So I hesitated engaging with TikTok for a long time because while I enjoyed the app, this an obvious outcome that was coming eventually. The Chinese Communist Party, which is the government in power under the brutal tyrant Xi Jinping, was never ever going to let ByteDance be sold to an American business when the app was the greatest covert data collection tool for clocking their enemies of all of time. It just wasn’t going to last, and Rednote will go next now that there is established precedent by law that you can shut down a non-American owned media platform. This is definitley a blow for Free Speech, though a complicated one.
I feel bad for creators and the people who made good businesses on the platform. This sucks and is bullshit. Is the US government going to go after Alibaba? Or Amazon, which basically allows China to flood the market with cheap consumer product goods that literally do push out American businessess with what are clearly anti-competitive practices? It also serves a series of techno-feudal oligarchs who are clearly done acting like capitalists and just want to rule their digital kingdoms without worry. This is wonderful for Mark Zuckerberg and Jeff Bezos.
This was also about the Biden administration/campaign not liking the fact that they couldn’t stand beside an ongoing human atrocity in Palestine and couldn’t get away with it during a campaign no matter how diverse the candidate. We have data showing that supporting the genocide perpetrated by the Israeli government actually killed Harris’ chances to beat Trump, like every serious progressive warned her it would.
Sure, this is also about data collection, but it is also about US businesses not liking the fact they had to compete with honesty. The Chinese got smart to us/The American marketplace: “The Americans overcharge their own people by making themselves both merchant and middle-man. We’ll become the merchants and sell Shein/L’Oreal/whatever brand before it is branded at actual unit prices.” Several people are being served by this ban for reasons that have nothing to do with national security.
But it also does have to do with national security. This is incredibly complicated both in reason and reaction. It’s pretty startling how many young people, angry about this, are trying to cheerlead a country that literally has a million-plus Muslims in concentration camps and continues to oppress any democractic dissent in places like Hong Kong and Tibet while also openly planning the invasion of Taiwan, which wants to remain free and independent. Yes, the US government are no better morally or ethically in many cases, but in some pretty important ones we are and remain. Things are really, really bad in China–incredibly bad. For all their talk about growth and eduction and becoming the world’s biggest economic in 2030, there’s no admittance yet that won’t be happening. They literally don’t have the people, who they continue to oppress and subjugate within a country that touts its few achievements while covering up many, many failures. At least Americans are allowed to see their illusions crumble fully, out and in the open.

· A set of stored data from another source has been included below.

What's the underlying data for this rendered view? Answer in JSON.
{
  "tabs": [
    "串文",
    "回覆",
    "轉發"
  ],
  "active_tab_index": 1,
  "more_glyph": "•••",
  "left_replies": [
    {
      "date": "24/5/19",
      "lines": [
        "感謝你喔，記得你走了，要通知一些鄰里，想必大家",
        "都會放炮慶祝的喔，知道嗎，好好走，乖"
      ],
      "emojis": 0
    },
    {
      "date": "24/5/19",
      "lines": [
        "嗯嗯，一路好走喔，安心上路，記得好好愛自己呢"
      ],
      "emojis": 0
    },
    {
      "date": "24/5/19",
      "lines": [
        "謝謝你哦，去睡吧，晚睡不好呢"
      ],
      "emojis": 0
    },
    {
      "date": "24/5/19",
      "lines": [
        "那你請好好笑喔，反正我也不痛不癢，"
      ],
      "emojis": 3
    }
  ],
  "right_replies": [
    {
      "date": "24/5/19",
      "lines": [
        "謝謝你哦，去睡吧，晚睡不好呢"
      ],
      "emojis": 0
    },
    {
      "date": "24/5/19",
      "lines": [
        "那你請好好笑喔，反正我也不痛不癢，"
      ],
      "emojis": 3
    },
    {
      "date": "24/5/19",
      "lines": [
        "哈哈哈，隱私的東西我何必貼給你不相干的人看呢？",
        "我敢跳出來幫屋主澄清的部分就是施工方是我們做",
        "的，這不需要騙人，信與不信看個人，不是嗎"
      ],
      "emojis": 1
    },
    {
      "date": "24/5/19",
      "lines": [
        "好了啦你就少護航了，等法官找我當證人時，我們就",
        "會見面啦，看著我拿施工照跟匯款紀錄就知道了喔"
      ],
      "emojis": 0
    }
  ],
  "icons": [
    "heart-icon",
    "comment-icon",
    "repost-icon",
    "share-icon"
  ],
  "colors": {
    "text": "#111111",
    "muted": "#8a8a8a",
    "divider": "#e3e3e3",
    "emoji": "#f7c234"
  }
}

Bodies. They don’t have the bodies like we do to sustain their government and form of market economy, which is brutal. I don’t know how to communicate this idea any clearer other than that. They lied about the impact of their One Child policy (which allowed the deaths of tens of millions of little girls), and they don’t have the people to replace the people that are aging out and dying. This is a numbers problem they can’t beat.
Throwing your hat in there is no better. Sorry, but there’s no “better” in this case.
My favorite sutra is the one about the king who built this lavish palace for his children before he saw how overbuilt, dangerous, and over-ingulgent it had became. It literally caught on fire but people were still so enamoured with the house they just moved the party to another room. The only way the king was able to get his children out of the burning house was to build them gleaming chariots that would allow them to roam the whole world instead of consigning themselves to flimsy content silo–I mean, palaces.
Going from TikTok to another Chinese-owned app is basically moving rooms in the burning palace. It’s arguably that Facebook is also a burning palace. So what do we do?
I think social media should be a chariot. What that means and where that chariot goes? I have to think more on. But before we all jump and get angry and simply move platforms, maybe we consider what we’ll be doing once we get there?
And that’s not me saying “stay here” or “go there” or “man, leave”, but if we are live in Hell, we might as well try to build some gardens to ride our carts around in.